Anyway to have TRADE on ROADS start with a certain tech?

In the CIV4TechInfos.xml file, there is a <TerrainTrades/> tag to allow certain types of trade. Here is what Sailing's tag looks like:
Code:
<TerrainTrades>
	<TerrainTrade>
		<TerrainType>TERRAIN_COAST</TerrainType>
		<bTerrainTrade>1</bTerrainTrade>
	</TerrainTrade>
</TerrainTrades>
Just change TERRAIN_COAST to the terrain you want. However, I don't know how to change what terrain types you start out with...someone else can fill you in there. I'm sure that with a bit of digging through the XML files you'll find it though.

EDIT: Wow, I totally missed the "roads" part of your post. I'm not sure that's possible through XML; it might be hard coded.
 
Yeah it looks like it might be hard coded to me too. I'd really like to fix that though. In history roads weren't big tradeways, coastline and rivers were. I want road trade to occur much later in the game, so inland cities away from rivers or the coast would be stifled in growth a bit.

Darn! I was hoping this might be easier.
 
Why would there be a road, on which no trade is possible? Can't you achieve the effect you want by making road-building a later tech, or more expensive?
 
Historically roads were routes of military travel primarily. Trade (REAL trade) as somewhat reprfesented in CIV did not take place on a massive scale along roads. It was by boat along rivers and coastlines. For example, do you think the corn shipment from Alexandria to Rome or Constantinople could have taken place at all along middle-age land routes as it can in CIV? No it didn't and it couldn't. No massive draft animal convoy could manage that kind of commodity shipment.

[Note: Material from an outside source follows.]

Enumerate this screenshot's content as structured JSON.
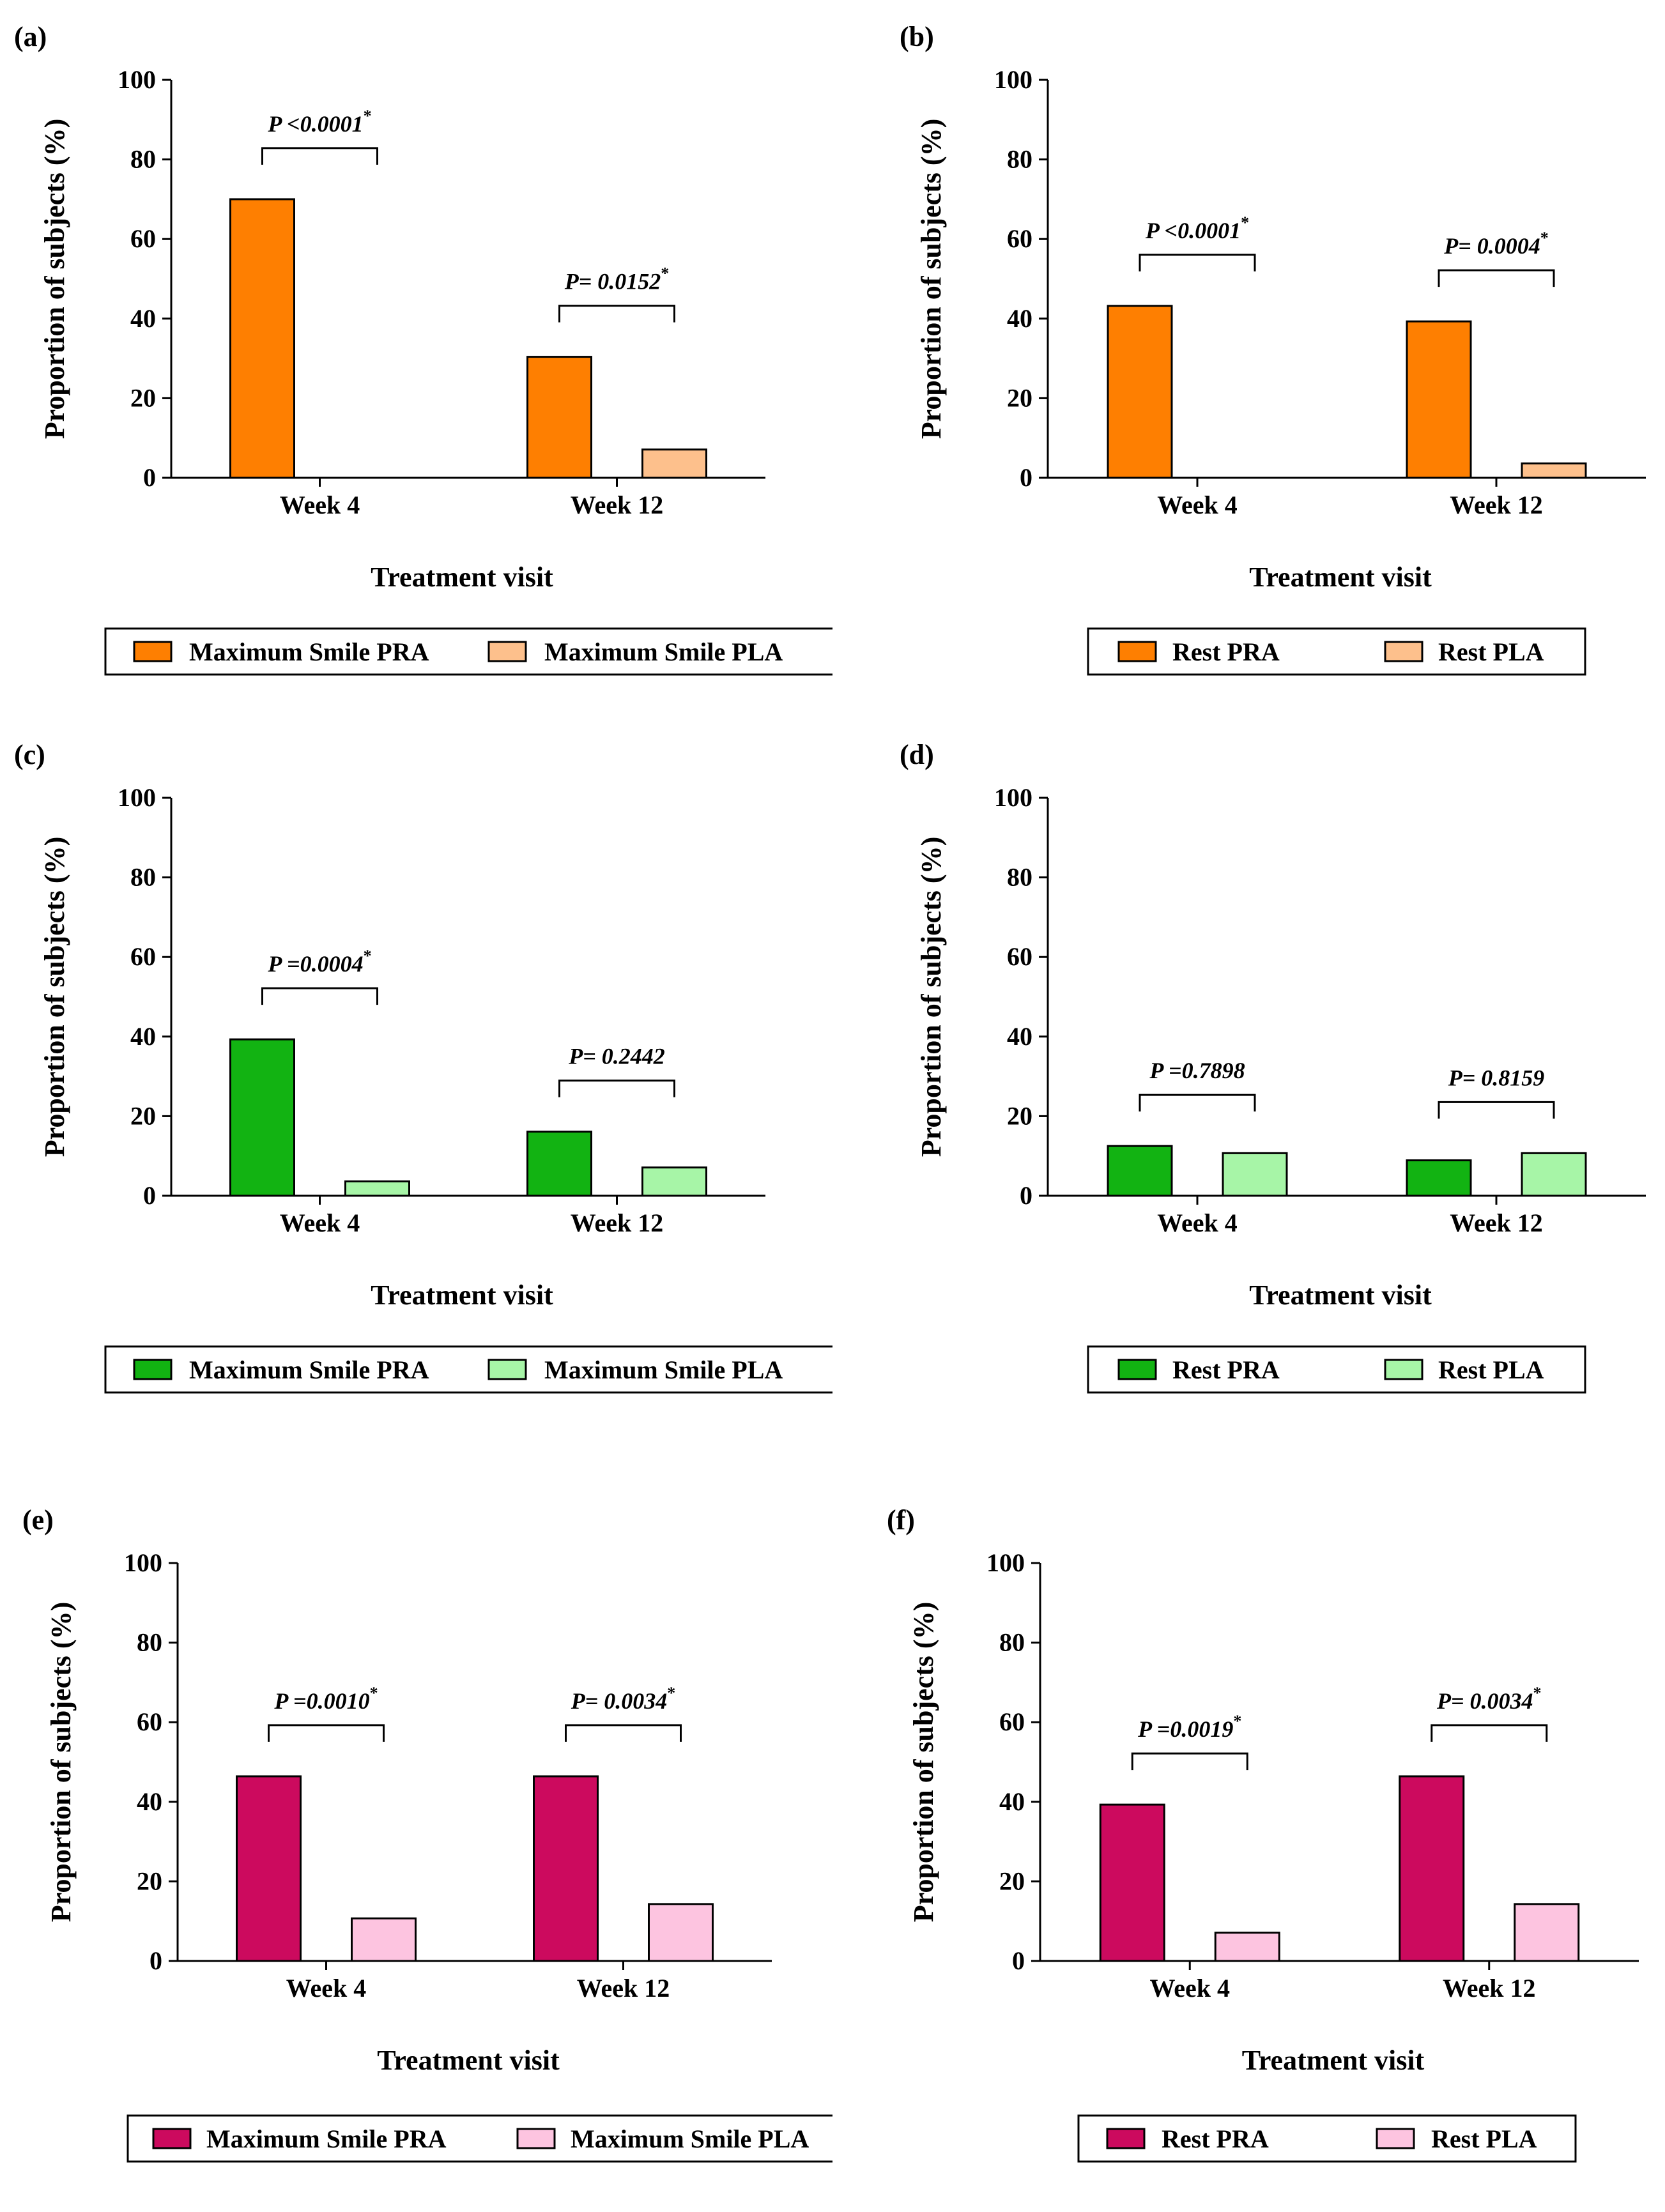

Real trade along roads historically didn't begin until even after the railroad. This is why cities until 1940 or so in the US (for example) didn't develop except: on coasts, by rivers, by rail lines.

Imagine how much trade would come by road if the internal combustion engine didn't exit.

See it now?

Again, armies moved quicker along roads- and this was their main purpose when built by a civilization (not paths and dirt tracks, I mean real roads, as in Rome or Byzantium).

So the short answer is: to mimic history a bit better. I want the unit movement effect but not the trade effect until a later tech. It's too apocryphal to have a large inland city rich in trade goods without any river/water connections as it is now.
 
Trade (REAL trade) as somewhat reprfesented in CIV...
See, the problem is Civ doesn't represent real trade. It's an all or nothing kind of thing. Cities not connected to trade networks are all but useless. If there was some way of distinguishing small scale trade that's just basic common sense (like supplying your cities with metal to make weapons) from "REAL" trade, I would agree. But there isn't! Roads are such a basic necessity in the game because they connect trade networks.
 
You're right the Silk Road was a river...

You're a sarcastic idiot who thinks that was all a road without shipping at Constantinople and along other water routes, and the quantities of commodities coming through there was comparatively small; they were rare items which cost a LOT and thus made the trip worthwhile. The fact of the overland portions is also what drove prices up to huge amounts. Once SHIPPING occurred, the commodities were available to more people in higher quantities and lower prices and you had real trade begin. The silk road ended as a transport route for a reason.

Plus there was only one silk road for a reason (unique market of demand and supply), but since you're not interested in real history and where *population centers* developed and how (uh... FOOD trade which is cheap and in MASS quantities), please go wallow in your ignorance.

-sigh-
 
maybe you could remove any base traderoutes and allow cheap buildings only for riverside/coastal cities (using the same game logic for dikes) that add trade routes, then at a later tech allow the same kind of buildings for regular cities too.